Unterflossing. Anhänger eines Sehers aus Italien treffen sich in Oberbayern für eine angebliche Erscheinung

17. März, 16.29 Uhr, St.-Laurentius-Kapelle, Unterflossing: Gespannte Stille, wo eben noch Gesang und Gebet die Luft erfüllten. In einer Minute ist Salvatore Caputa genau hier mit der Gottesmutter Maria verabredet. Und rund 250 Menschen wollen dabei sein. In Decken gewickelt, seit Stunden auf Klappstühlen ausharrend oder, der Aussicht wegen, auf dem kleinen Erdhügel stehend. Der 73-jährige Sizilianer ist, das sagt er jedenfalls selbst, ein Seher.

Das „Gegrüßet seist du, Maria“ ist das Gebet des Tages. Seit zwölf Uhr mittags erklingt es in scheinbar unendlicher Wiederholung über diesem oberbayerischen Acker. Anfangs übertragen aus der Kapelle, in der die ersten Pilger schon so früh saßen, später draußen gemurmelt von der Menge, die den Moment der Erscheinung herbeisehnt. Eine alte Frau mit lila Strickmütze und Gehstock nähert sich. „Ich hab beim letzten Mal so einen schönen Rosenduft gehabt“, sagt sie fröhlich. Am Rosenduft erkennen Marienverehrer, dass die Gottesmutter tatsächlich vor Ort war.

Caputa wirkt auf den ersten Blick nicht wie der Star der Veranstaltung. Eher wie der Hausmeister, in seinem blauen Anorak. Er ist mit einigen Begleitern von seinem Wohnort am Gardasee hergekommen.

Die letzte Erscheinung will er im September gehabt haben. Da war Unterflossing ein zugeparktes Dorf, 1000 Gläubige kamen, darunter Erich Neumann. Auch er roch Rosen. Inzwischen ist er Vorsitzender des Fördervereins der privaten St.-Laurentius-Kapelle. Hierher wurden Caputa und Maria eingeladen, nachdem sie beim vorherigen „Erscheinungsort“ auf einem Bauernhof nicht mehr erwünscht waren. Er sei durchaus ein „Hardcore-Christ“, sagt Neumann.

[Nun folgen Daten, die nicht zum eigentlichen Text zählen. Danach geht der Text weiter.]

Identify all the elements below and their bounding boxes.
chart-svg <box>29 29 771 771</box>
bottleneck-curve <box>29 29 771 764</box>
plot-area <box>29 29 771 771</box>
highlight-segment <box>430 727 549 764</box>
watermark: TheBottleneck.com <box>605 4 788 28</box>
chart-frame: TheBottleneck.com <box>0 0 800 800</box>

So nennt er mit Augenzwinkern und dem Zusatz „Neudeutsch“ die Menschen, die hierher kommen.

Ob die Erscheinung echt ist oder nicht, da will er sich nicht festlegen. „Wenn’s kein Wunder der Erscheinung ist, dann ist es aber immerhin etwas Wunderbares – die Menschen finden zum Gebet zusammen, was soll daran schlecht sein?“, sagt er und begegnet damit der Kritik von der Amtskirche.

Beobachter der Erzdiözese München und Freising hatten sich den Marien-Auflauf im September angesehen. Kurz gesagt: Die Diözese ist vom Spektakel nicht begeistert. Ein Gutachten halte es für naheliegend, dass der Beweggrund für die Auftritte lediglich darin liege, dass Caputa „die öffentliche Anerkennung“ sucht, hieß es.

Diese Distanzierung könnte ein Grund sein dafür, dass heute weniger gekommen sind als zuletzt. Und dafür, dass die Feuerwehr dieses Mal den Verkehr nicht regeln wollte. Auch der Malteser Hilfsdienst habe abgesagt. Die zehn Leute vom Verein dirigieren die Autos aus Augsburg, München und Dachau nun selbst über die Dorfstraße. „Ich vertrau einfach drauf, dass das unter himmlischen Schutz steht und nichts passiert“, sagt Neumann.

Er winkt wie zum Grußin Richtung Himmel

16.30 Uhr, endlich! Der Mann im blauen Anorak steht an der eigens neben der Kapelle aufgestellten Marienstatue. Sein Blick geht zunächst nach oben, Richtung Himmel. Er hält seinen Rosenkranz hoch, mit der anderen Hand winkt er, wie zum Gruß. Die Menschen starren auf ihn. Riecht es nach Rosen? Der Seher fällt auf die Knie.

Er kniet. Und kniet. Und kniet. Regungslos, murmelnd, die Statue anblickend. Nach fünf Minuten steht er auf. Winkt wieder gen Himmel. Es ist vorbei. Aber nicht ohne Botschaft: Maria habe zum Beten für den Frieden aufgerufen, sagt Caputa, der früher Polizist war. Sie sei gekommen, um alle zu umarmen. „Betet, meine Kinder, mit Freude.“ Wer’s glaubt, wird selig: Der Satz kommt seiner ursprünglichen Bedeutung aus dem Markus-Evangelium an diesem eisigen Samstag in Oberbayern sehr nah.